JpGU-AGU Joint Meeting 2020

Presentation information

[E] Poster

S (Solid Earth Sciences ) » S-CG Complex & General

[S-CG56] ICDP Oman Drilling Project: Oman to Oceanic Lithosphere to Island Arc Formation and Beyond

convener:Eiichi TAKAZAWA(Department of Geology, Faculty of Science, Niigata University), Katsuyoshi Michibayashi(Department of Earth and Planetary Sciences, Nagoya University), Sayantani Chatterjee(Niigata University, Department of Geology, Faculty of Science)

[SCG56-P15] Mantle petrological mapping in the Oman ophiolite reveals large scale heterogeneities possibly in relation with mantle source variation

Tomoya Suzuki1, *Marie Python1, Main Tokinaga1, Masako Yoshikawa2, Georges Marie Ceuleneer3, Shoji Arai4 (1.Hokkaido University Department of Natural History Science Division of Earth and Planetary Systems Sciences, 2.Department of Earth and Planetary systems Science, Hiroshima University, 3.Université Paul Sabatier, GET, OMP, Toulouse, 4.Department of Earth Sciences, Faculty of Science, Kanazawa University)

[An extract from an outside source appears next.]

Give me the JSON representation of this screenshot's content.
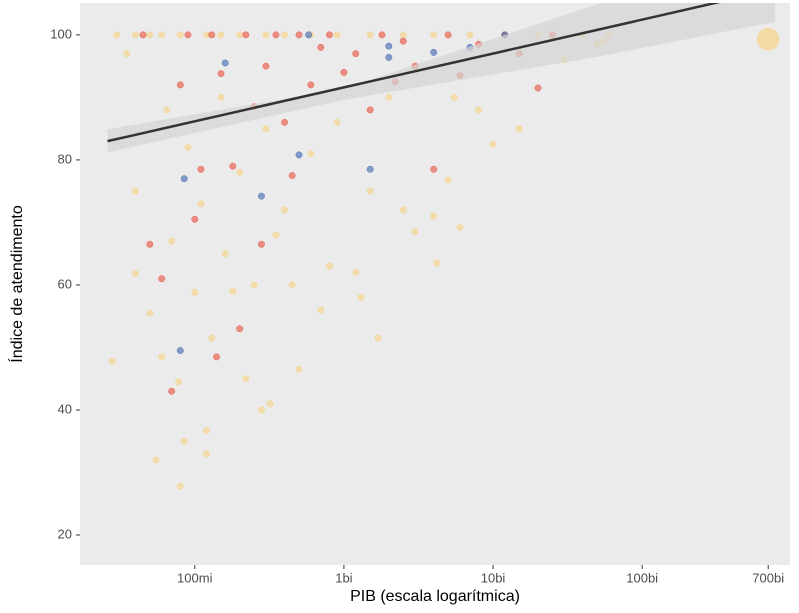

Keywords:Oman ophiolite, Mantle heterogeneity, Mantle source

Long debate have been hold about the tectonic setting of the Oman ophiolite. Some researcher outlining the MORB affinity of most magmatic features in favour of a mid-ocean ridge setting and other insisting on the ultra-depleted nature of the mantle and the petrological and chemical characteristics of the metamorphic sole as support for a supra-subduction zone setting. Recent studies have suggested that the tectonic settings may have switched from an open ocean to a subduction zone, explaining most of the characteristics of the ophiolite as well as that of the metamorphic sole.

Magmatic dykes present within the mantle section show that several type of magma may have circulated in the Oman ophiolite: a MORB-like end-member melt and more a more depleted end-member melt, richer in Si with possible andesitic affinity. Only little mixing between these two end-members is observed in the mantle dykes and the geographical distribution is non random with MORB-like melts concentrating in the South-eastern massifs while andesitic melts are dominant in the north-western massifs. The same distribution can be observed for other ophiolitic features, like the chemistry of chromitite pods, the chemistry of chromian-spinels in pyroxenite dykes (richer in Ti and lower in Cr in the south-eastern massifs for both features), and the presence or absence of pyroxene-rich concordant layers in the mantle (abundant only in the north-western massifs).

In this study, we put an additional piece to this edifice by showing that the mantle chemistry, in particular its chromian spinel chemistry show basically the same type of variation. If the silicate chemistry was mostly buffered by mantle processes and do not show any significant difference all along the ophiolite, Cr# in Cr-pinels is on average 15% lower in the south-eastern massifs, in particular the Wadi Tayin massif, than in the north-western ones. This could suggest that the melting degree was significantly lower (about 4%) in the Wadi Tayin massif compared to the north-western part of the ophiolite, however the structure of the Wadi Tayin massif is in contradiction with this hypothesis. A partial melting degree about 4% lower would lead to a 10 to 20% decrease in the magma amount and then in a significantly thinner crustal section, which is not the case in the Oman ophiolite where all the massif a a similar crustal thickness.

On the other hand, Cr# in mantle Cr-spinel could be influenced by other processes than only partial melting and possibly reflects other petrographical properties. It is reasonable to think that the Wadi Tayin mantle melted at the same degree than in the other massifs of the Oman ophiolite. The lower Cr# can be explained in the frame of mantle heterogeneities and mantle sources variations. All well studied magmatic features showed that melts were richer in Al, Ti and lower in Cr, Si in the south-eastern massifs compared to the north-western part of the ophiolite. We conclude then that the mantle below the ophiolite presented large scale (70 to 150 km wide) heterogeneities and that mantle sources were basically different in the various part of the ophiolite. Crust and mantle dykes chemistry was strongly influenced by their mantle sources and cannot be interpreted only in the frame of tectonic settings. Our study cannot bring any definitive answer about the tectonics settings of the Oman ophiolite but show that the presence of certain petrographical or chemical characteristics have to be considered with great caution.